Connect to share and comment
Ratings firm Standard & Poor's dealt a further blow to reeling Cyprus Thursday, cutting its credit rating as the eurozone country struggles to avoid a banking sector meltdown.
S&P lowered Cyprus's rating to 'CCC' from 'CCC+' as the country raced under a tight deadline to formulate an acceptable rescue plan with the European Union.
The lowered credit rating would make it more costly for Cyprus to borrow, further exacerbating the stricken nation's woes.
The US ratings firm warned the outlook was negative for the country, and that the rating could be lowered further if critical financing was not secured "soon."
While a bailout deal is possible, S&P said, "In light of building economic and financial stability pressures, the terms of any support package are likely to be unpopular and challenging to implement in the context of a severe, protracted economic downturn and an extended bank holiday."

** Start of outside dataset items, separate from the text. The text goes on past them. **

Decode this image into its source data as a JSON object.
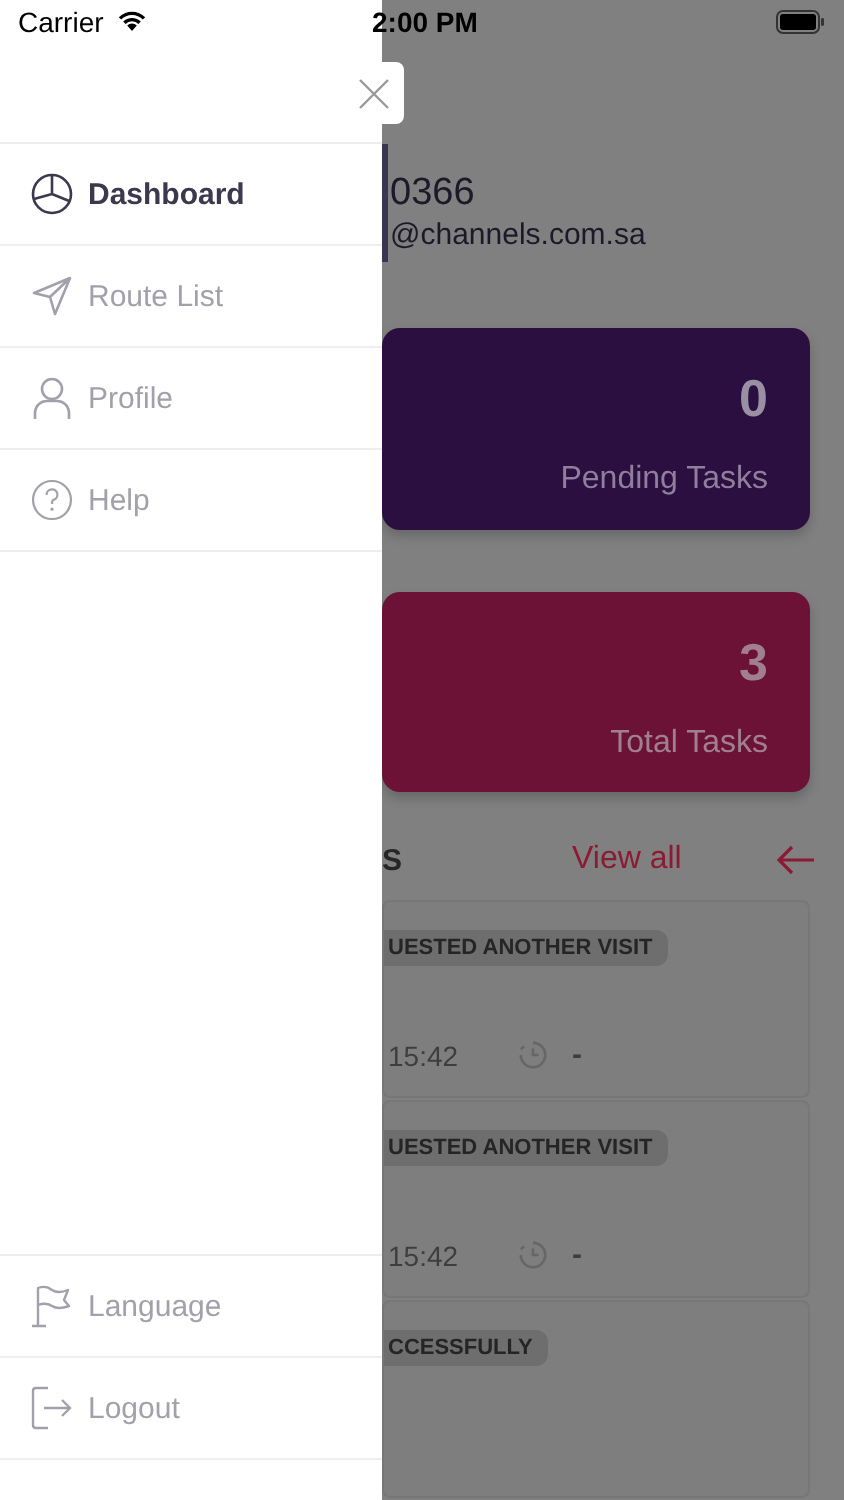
{
  "status_bar": {
    "carrier": "Carrier",
    "time": "2:00 PM"
  },
  "drawer": {
    "items": [
      {
        "label": "Dashboard",
        "kind": "pie",
        "selected": true
      },
      {
        "label": "Route List",
        "kind": "send",
        "selected": false
      },
      {
        "label": "Profile",
        "kind": "person",
        "selected": false
      },
      {
        "label": "Help",
        "kind": "help",
        "selected": false
      }
    ],
    "footer_items": [
      {
        "label": "Language",
        "kind": "flag",
        "selected": false
      },
      {
        "label": "Logout",
        "kind": "logout",
        "selected": false
      }
    ]
  },
  "header": {
    "title": "0366",
    "email": "@channels.com.sa"
  },
  "stats": [
    {
      "value": "0",
      "label": "Pending Tasks",
      "color": "#2a0f40"
    },
    {
      "value": "3",
      "label": "Total Tasks",
      "color": "#6b1236"
    }
  ],
  "tasks_section": {
    "title": "S",
    "link": "View all"
  },
  "tasks": [
    {
      "status": "UESTED ANOTHER VISIT",
      "time": "15:42",
      "duration": "-"
    },
    {
      "status": "UESTED ANOTHER VISIT",
      "time": "15:42",
      "duration": "-"
    },
    {
      "status": "CCESSFULLY"
    }
  ]
}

"As a consequence, we believe that risks of a sovereign default are rising."
S&P said that neither Cyprus's government nor bank shareholders appeared capable to meet the pressing capital needs of its teetering banks.

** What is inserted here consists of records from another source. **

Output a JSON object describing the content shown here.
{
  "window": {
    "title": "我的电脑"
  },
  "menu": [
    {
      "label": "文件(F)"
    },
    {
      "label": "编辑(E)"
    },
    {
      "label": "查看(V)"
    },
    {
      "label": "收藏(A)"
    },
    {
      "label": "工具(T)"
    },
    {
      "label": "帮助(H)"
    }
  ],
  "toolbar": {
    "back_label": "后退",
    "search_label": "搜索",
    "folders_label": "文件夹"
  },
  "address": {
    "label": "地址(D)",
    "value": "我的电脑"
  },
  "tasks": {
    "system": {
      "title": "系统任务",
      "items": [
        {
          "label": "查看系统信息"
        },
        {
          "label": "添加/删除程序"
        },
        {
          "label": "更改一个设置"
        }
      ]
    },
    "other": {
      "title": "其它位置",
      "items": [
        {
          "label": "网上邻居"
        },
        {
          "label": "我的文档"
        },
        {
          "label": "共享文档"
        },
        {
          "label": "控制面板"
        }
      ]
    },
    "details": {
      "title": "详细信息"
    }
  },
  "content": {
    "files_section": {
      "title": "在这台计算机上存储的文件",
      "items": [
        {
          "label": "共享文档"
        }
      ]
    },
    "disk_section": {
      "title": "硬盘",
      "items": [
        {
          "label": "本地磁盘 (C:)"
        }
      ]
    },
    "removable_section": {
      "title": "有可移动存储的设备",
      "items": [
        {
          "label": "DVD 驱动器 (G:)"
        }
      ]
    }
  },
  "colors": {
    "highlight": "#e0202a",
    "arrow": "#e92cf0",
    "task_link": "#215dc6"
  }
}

"In the absence of foreign private or official capital injections into the Cypriot banks, we see few means to recapitalize the distressed portion of the system without converting bank liabilities, including deposits, into equity claims," it said in a statement.
The S&P downgrade came as the Cyprus cabinet, meeting in a crisis session, was attempting to approve an alternative bailout plan after parliament rejected an agreement with the EU and International Monetary Fund because it included a heavy tax on bank deposits.
The European Central Bank, ratcheting up the pressure, said that Cyprus must agree a bailout deal by Monday or it will withdraw emergency financing of Cypriot banks.
Standard & Poor's warned: "We would likely lower the rating if Cyprus's government fails to obtain a financing program soon."
The CCC rating is three notches above sovereign default.
S&P discounted speculation that the crisis may force Cyprus to exit the eurozone.
"Our baseline expectation is that Cyprus will remain a member of the European Economic and Monetary Union," it said.